Herkes bir kahkaha patlattı, ardından atlarından indiler. Vagonlarla bir çember oluşturdular ve atları vagonlara bağladılar. Bundan sonra, çadırlarını kurdular. Bazıları içki içmeye başlarken bazıları da uyumaya gitmişti. Atmosfer oldukça canlıydı.

Ayrıca çevrede devriye gezen 3-5 kişi de vardı.

Wang Lin arabadan indikten sonra, Yang Sen genç adamı kamp ateşinin yanına çekti. Gün boyunca sohbet ederlerken, Yang Sen Wang Lin'den gerçekten hoşlandığını fark etmiş ve yaptıkları hakkında böbürlenip durmuştu.

Wang Lin'in hikayesiyle ilgilendiğini görünce, daha da heyecanlı anlatmaya başlamıştı. Bu yüzden grup dinlenmek için durduğunda Wang Lin'i konuşmak için sürüklemişti.

Ateşin yanında oturan üç kişi vardı. Eskort lideri Liu San ve siyah tenli adam dışında, ayrıca orta yaşlı bilginmiş gibi duran bir adam da vardı. Mavi bir cübbe giyen bu adamın cildi solgundu ve geniş bir alnı vardı, ancak gözleri zeka kırıntılarıyla doluydu.

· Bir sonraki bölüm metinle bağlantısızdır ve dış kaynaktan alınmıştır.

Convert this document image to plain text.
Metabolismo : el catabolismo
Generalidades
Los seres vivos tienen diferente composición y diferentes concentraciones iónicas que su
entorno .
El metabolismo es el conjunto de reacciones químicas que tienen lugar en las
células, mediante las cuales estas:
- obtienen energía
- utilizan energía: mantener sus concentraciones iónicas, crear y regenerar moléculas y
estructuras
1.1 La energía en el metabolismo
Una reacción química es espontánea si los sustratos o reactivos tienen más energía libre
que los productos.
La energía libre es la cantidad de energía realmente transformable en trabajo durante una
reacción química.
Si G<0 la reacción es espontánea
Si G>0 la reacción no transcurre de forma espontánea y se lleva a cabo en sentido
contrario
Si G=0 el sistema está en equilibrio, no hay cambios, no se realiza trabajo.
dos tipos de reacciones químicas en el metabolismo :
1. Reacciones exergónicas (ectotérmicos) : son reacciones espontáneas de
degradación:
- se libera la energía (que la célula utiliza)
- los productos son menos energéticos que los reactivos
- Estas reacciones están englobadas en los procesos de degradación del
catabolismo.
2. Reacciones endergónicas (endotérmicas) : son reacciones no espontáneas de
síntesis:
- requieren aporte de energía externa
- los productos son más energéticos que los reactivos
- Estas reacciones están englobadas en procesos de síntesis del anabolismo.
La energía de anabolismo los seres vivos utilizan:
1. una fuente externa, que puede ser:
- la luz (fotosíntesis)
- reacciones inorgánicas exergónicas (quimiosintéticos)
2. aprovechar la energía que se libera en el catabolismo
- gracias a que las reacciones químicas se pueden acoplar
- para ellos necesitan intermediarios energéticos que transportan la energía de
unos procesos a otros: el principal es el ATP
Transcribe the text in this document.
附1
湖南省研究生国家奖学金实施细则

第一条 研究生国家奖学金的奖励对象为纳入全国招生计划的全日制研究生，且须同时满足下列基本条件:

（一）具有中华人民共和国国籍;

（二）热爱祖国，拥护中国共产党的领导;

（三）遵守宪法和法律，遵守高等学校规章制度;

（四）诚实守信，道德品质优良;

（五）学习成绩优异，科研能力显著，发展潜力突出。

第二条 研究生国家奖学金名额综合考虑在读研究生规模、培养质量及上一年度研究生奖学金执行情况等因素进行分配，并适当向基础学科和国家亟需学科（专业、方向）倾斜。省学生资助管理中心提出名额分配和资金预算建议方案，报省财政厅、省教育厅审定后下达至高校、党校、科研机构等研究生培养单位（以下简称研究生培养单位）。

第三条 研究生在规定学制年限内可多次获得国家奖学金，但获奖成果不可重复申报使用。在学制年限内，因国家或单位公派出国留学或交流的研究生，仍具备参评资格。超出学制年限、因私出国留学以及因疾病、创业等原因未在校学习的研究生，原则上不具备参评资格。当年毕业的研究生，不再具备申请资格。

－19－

Wang Lin'in yanlarına geldiğini görünce, Liu San kahkaha attı. ''Efendim, bu genç adam Tian Shui şehrine kalmaya giden, size bahsettiğim küçük kardeşim.'' Bununla birlikte, Wang Lin'e seslendi, ''Küçük kardeşim, bu karşındaki kişi Aziz Eskort gurubumuzdan Bay Wang. Senin adında Wang, yani aranızda bir ilişki olmalı. Konuşmalısınız, Bay Wang bir sürü şey bilen bilgin bir figürdür.''

Orta yaşlı bilgin hafifçe kahkaha atıp konuşmaya katıldı, ''Lao Liu, beni övmene gerek yok. Bildiğim şeyler çok da fazla sayılmaz."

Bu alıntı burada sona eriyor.